Abstract

Background: Hemorrhagic transformation (HT) is the principal adverse event of thrombectomy. Definitions of symptomatic HT developed during the intravenous thrombolysis (IVT) era are outdated in the endovascular thrombectomy (EVT) era but continue to be widely used. Symptomatic intracerebral hemorrhage (sICH) underestimation may result due to failure to categorize: 1) as sICH-causing hemorrhage types common with EVT but not IVT, such as SAH, IVH; and 2) as sICH-qualifying clinical deterioration patterns common with EVT but not IVT, such as moderate worsening after dramatic initial improvement. Methods: Retrospective, blinded, core lab (2 independent imaging readers), single-center analysis of 149 consecutive thrombectomy patients. Clinical characteristics, technical considerations associated with thrombectomy, severity and subtypes of HT (Heidelberg) and clinical outcomes were analyzed. Results: HT was adjudicated present in 70 out of 149 (47.0%) consecutive thrombectomy patients.
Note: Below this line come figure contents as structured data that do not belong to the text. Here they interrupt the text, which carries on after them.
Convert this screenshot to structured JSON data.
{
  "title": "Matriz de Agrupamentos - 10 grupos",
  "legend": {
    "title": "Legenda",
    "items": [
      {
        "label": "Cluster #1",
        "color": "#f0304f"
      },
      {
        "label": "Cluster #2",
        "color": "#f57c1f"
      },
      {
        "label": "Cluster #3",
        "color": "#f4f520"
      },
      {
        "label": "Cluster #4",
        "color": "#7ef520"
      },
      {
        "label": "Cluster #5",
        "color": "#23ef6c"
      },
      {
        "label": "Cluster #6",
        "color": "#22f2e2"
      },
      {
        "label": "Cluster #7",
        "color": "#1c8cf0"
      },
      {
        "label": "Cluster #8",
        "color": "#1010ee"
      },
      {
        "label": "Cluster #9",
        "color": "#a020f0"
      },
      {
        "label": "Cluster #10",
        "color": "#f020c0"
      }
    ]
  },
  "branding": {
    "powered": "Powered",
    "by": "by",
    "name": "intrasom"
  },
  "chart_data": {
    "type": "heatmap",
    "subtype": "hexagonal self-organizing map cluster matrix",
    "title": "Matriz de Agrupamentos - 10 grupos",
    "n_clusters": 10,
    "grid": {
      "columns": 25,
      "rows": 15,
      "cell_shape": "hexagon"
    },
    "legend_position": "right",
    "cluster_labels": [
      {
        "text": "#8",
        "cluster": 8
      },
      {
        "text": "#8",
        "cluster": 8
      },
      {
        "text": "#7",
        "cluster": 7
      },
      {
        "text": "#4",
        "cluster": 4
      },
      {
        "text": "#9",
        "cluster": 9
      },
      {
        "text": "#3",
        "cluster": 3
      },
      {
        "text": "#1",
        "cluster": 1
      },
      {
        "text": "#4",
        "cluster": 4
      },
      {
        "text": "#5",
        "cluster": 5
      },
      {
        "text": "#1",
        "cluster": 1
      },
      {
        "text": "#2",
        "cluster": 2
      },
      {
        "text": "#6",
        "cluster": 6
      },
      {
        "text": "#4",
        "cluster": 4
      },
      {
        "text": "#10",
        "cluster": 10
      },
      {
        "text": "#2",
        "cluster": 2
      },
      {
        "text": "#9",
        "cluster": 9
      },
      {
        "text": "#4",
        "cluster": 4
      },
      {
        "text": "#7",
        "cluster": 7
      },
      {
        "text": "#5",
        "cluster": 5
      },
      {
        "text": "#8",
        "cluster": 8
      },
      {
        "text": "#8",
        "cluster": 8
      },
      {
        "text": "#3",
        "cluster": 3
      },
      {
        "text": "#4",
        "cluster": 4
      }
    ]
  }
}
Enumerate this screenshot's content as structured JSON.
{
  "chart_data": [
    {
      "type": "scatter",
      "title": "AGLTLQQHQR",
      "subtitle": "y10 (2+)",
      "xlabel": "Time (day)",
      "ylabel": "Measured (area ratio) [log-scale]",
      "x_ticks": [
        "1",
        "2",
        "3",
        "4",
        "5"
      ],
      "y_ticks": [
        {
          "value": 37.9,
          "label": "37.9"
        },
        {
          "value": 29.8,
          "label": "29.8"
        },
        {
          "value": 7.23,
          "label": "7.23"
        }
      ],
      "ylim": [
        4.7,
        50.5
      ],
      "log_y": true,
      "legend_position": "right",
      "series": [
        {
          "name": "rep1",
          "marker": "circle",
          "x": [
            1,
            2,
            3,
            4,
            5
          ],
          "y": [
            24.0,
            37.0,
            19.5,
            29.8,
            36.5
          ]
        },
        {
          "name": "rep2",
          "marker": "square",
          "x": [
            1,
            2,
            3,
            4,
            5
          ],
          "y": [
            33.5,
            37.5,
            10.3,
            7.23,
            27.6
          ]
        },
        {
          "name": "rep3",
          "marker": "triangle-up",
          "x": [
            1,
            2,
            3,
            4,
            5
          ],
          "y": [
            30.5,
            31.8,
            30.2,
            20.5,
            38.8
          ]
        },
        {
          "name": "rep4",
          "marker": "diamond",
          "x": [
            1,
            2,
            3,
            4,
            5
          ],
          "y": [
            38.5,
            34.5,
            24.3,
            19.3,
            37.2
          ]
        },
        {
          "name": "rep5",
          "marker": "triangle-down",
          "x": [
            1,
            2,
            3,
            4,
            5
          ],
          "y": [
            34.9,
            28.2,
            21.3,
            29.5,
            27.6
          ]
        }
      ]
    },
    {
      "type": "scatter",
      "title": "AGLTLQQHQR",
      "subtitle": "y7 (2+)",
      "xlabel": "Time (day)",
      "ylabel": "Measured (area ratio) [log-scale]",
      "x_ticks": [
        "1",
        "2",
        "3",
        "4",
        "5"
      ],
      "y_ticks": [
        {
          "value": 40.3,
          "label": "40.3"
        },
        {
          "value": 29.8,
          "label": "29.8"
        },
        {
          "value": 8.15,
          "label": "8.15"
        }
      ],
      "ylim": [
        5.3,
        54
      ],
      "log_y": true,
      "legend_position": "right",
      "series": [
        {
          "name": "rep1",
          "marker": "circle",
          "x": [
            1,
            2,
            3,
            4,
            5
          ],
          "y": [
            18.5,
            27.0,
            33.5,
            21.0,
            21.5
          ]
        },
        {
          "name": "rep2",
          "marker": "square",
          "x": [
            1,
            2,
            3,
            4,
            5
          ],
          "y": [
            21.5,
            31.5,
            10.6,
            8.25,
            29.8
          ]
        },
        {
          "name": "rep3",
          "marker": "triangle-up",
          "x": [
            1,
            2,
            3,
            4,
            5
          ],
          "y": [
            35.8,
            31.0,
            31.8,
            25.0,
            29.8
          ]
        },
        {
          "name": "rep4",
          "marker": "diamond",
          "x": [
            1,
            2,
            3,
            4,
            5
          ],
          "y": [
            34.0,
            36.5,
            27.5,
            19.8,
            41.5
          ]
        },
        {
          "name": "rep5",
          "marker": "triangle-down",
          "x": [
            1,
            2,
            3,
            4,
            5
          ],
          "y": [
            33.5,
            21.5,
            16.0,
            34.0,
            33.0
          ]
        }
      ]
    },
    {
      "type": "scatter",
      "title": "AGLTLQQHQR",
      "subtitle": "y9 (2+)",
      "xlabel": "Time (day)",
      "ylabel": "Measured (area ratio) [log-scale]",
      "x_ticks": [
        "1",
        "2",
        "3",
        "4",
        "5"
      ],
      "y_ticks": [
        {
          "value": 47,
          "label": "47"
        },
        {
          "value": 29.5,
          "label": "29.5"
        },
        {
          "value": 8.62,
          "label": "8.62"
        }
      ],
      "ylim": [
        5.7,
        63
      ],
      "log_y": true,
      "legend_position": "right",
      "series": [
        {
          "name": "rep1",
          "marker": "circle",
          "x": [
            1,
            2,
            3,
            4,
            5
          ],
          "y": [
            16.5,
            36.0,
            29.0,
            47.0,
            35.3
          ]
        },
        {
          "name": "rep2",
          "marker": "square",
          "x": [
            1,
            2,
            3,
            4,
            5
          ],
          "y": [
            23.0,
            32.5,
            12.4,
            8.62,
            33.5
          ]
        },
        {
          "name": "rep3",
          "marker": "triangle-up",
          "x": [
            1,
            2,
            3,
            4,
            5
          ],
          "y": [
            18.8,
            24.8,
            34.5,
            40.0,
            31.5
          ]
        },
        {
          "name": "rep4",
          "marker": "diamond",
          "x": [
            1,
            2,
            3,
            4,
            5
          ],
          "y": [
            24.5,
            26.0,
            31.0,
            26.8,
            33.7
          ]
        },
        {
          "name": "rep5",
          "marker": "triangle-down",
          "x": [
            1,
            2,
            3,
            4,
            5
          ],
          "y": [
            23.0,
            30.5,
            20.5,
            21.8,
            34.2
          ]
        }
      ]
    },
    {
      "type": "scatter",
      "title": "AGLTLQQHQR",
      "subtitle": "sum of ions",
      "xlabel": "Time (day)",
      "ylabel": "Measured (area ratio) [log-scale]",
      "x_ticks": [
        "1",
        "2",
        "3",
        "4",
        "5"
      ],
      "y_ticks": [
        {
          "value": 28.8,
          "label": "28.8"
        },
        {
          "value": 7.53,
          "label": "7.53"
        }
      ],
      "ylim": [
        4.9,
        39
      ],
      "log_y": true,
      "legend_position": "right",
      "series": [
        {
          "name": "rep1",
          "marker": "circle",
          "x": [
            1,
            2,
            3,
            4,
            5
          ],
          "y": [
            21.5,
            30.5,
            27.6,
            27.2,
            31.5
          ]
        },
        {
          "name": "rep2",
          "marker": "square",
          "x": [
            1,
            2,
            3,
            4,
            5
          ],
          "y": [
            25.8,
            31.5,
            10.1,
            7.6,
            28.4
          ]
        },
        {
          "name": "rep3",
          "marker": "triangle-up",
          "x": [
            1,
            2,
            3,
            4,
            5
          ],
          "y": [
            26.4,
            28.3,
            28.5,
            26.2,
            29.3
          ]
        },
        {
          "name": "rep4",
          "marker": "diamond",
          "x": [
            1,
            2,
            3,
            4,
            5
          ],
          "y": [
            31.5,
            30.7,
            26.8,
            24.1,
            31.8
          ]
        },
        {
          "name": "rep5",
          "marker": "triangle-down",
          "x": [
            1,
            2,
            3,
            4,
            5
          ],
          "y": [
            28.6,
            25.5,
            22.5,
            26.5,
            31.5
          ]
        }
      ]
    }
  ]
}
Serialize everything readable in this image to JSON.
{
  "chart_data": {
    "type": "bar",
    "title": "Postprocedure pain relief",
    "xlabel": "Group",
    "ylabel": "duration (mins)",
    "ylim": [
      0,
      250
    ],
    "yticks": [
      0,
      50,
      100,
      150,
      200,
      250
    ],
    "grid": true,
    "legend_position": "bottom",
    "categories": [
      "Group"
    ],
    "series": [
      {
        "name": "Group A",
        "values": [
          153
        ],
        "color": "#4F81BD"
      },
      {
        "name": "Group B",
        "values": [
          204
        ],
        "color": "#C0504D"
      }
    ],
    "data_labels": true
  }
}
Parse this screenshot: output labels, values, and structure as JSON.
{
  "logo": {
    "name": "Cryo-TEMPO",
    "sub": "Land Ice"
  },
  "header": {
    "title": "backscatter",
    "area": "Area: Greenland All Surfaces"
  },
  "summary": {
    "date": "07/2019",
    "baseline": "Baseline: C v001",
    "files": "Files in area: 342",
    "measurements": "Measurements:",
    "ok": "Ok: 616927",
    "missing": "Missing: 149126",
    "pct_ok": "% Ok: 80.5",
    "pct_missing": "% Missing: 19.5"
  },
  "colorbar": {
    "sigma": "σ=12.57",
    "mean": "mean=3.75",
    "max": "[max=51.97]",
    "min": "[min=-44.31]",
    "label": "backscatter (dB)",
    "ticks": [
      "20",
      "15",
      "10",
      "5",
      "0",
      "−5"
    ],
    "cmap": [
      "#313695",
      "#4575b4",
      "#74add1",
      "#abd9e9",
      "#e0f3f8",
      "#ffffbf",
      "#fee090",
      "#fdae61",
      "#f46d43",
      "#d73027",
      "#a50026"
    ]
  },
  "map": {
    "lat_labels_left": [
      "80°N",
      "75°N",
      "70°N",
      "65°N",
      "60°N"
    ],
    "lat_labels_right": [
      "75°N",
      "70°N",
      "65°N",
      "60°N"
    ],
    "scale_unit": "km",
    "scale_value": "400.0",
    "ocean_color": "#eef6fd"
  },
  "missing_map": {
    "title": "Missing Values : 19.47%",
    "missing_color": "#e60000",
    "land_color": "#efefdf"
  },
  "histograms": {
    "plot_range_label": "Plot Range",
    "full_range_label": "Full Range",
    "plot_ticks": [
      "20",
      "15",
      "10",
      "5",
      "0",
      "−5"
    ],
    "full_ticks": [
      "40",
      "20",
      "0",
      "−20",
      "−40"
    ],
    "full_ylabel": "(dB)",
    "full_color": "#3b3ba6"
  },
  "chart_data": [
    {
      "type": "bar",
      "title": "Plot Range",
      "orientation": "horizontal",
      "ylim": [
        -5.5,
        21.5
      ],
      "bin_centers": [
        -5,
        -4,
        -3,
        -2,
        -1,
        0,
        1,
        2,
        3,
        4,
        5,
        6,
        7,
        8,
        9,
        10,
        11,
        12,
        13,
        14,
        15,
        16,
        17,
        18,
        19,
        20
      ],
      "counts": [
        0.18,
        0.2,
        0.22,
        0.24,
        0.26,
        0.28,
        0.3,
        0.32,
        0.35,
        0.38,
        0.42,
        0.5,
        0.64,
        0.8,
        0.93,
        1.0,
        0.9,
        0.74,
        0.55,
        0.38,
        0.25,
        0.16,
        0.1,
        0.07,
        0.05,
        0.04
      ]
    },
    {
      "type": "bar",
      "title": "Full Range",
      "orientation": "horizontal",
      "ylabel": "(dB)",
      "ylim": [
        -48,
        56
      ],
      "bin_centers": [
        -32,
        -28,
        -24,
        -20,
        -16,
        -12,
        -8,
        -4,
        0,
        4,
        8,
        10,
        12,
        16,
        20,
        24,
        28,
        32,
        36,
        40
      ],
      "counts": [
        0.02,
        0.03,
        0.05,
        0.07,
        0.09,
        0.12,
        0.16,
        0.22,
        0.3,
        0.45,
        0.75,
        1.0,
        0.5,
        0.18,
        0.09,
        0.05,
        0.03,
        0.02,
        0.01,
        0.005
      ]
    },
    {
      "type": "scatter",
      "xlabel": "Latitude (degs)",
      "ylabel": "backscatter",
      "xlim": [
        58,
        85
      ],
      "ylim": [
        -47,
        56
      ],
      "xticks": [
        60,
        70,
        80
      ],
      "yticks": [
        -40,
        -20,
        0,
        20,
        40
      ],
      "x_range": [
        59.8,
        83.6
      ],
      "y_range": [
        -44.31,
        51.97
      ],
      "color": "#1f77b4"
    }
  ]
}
Radiologic subtypes were: hemorrhagic infarction (HI-1) (51.4%), HI-2 (25.7%), parenchymal hematoma (PH-1) (4.3%), PH-2 (4.3%), subarachnoid hemorrhage (SAH) (34.3%), intraventricular hemorrhage (IVH) (12.8%), and subdural hemorrhage (SDH) (0%). Coexisting subtypes were present in 27.1 % of HT cases. A total of 8 patients had sICH (5.4% of all patients and 11.4% of patients with HT), conservatively defined by a decline in NIHSS of at least 4 points from baseline to 24 hours post thrombectomy. Only 25% of sICH patients were classified as PH-2, while 62.5% had SAH and 12.5% PH-1. Conclusion: Assessment of HT in EVT requires adoption of later-generation, thrombectomy appropriate classification systems. Multiple, co-existing, radiologic subtypes were present in 1 in 4 EVT patients, making single anatomic categorizations infeasible. Symptomatic hemorrhages were due to subarachnoid hemorrhage in more than half and PH-2 in only one-quarter of symptomatic hemorrhages in this EVT series.